3. The special nature of the Zionist movement

is also reflected in the processes that it has undergone over the years since the First Zionist Congress in 1897, through the horrors of the Shoah and the founding of the State in 1948, to the present.

  1. The political processes that eventually culminated in an international recognition of the need to establish a state for the Jewish people in Eretz Israel -- and the processes of redeeming land and developing the various forms of settlement -- were delicate, long, drawn-out and complex, requiring much faith, unswerving devotion to the goal, great patience -- and a considerable degree of naivete.
  2. The Zionist movement has come a very long way. At its outset, there were different trends within it, advocating different ways of achieving a solution that would be acceptable to all -- a sovereign state for the Jewish people in Zion. Some insisted, first and foremost, on obtaining international recognition. Others contended that it was necessary to create facts, and at the same time to make efforts to obtain diplomatic recognition through diplomatic channels. [There were many other views and ways of interpreting the significance of the aspiration to establish a Jewish state.]
  3. In terms of the interpretation of this aspiration in a physical expression, even up to the establishment of the State, there were differing opinions, for example, about the borders of that state.

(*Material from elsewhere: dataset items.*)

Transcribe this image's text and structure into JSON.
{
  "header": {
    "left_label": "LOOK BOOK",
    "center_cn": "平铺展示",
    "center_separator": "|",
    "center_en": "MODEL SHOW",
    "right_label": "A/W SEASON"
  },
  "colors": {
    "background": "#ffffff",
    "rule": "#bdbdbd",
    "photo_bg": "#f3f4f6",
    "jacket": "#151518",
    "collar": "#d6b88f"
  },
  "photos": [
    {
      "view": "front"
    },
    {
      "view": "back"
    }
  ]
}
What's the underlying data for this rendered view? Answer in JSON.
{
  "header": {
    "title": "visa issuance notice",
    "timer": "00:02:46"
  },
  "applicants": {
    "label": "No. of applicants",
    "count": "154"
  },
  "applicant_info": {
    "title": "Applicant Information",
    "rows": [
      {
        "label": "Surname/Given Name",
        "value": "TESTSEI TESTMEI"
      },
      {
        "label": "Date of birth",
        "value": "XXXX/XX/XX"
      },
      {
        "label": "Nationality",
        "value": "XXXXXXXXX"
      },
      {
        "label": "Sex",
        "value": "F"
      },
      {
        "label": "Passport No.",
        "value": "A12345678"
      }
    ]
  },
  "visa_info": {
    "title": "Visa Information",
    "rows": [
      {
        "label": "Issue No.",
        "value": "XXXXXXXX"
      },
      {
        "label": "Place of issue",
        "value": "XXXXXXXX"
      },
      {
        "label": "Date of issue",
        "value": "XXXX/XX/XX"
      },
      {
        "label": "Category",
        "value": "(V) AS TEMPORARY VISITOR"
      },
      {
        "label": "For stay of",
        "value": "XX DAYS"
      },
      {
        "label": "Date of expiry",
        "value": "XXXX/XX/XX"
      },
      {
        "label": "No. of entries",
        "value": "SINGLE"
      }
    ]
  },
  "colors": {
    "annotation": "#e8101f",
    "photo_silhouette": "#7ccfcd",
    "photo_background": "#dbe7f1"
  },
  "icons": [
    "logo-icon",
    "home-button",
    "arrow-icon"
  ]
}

    The majority groups were prepared to make do with whatever territory would be approved for them, as long as they would have a sovereign state. The minority insisted on not making do with a minimalist solution, but on striving for the borders of the Promised Land -- and of course there was also the entire gamut of opinions between these two extremes.

    Today, in 1996, is there no political debate about

    • borders?
    • About the price to be paid?
    • About what should or must or may be given up?
    • And in return for what?
      ...For peace?
      ...What peace?
      ...For recognition by the surrounding states of Israel's right to exist?

    • And so on.


4. The relationship between the Jewish people and Eretz Israel, together with the need to be in Israel lead to the concept of "aliya" (immigration, but also literally "ascension"), and by extension to the concept of "yerida" (emigration, but literally "going down").

A worthwhile project would be to examine the term "aliya," and its emotive, ideological, and educational connotations, over one hundred years of Zionism.

These concepts already appear in the Bible:

"And there was a famine in the country, and Abram went down into Egypt to sojourn there, for the famine was sore in the land" (Genesis 12:10).

The fact that instead of the neutral expression describing the action of moving from one country to the other - the term "migration" (hagira) - the terms "aliya" and "yerida" have been chosen, attests to the significance attached by Israelis to living in the State of Israel and to the status of Eretz Israel.

Each of the points and questions raised here could provide an angle from which to investigate and relate to the content matter.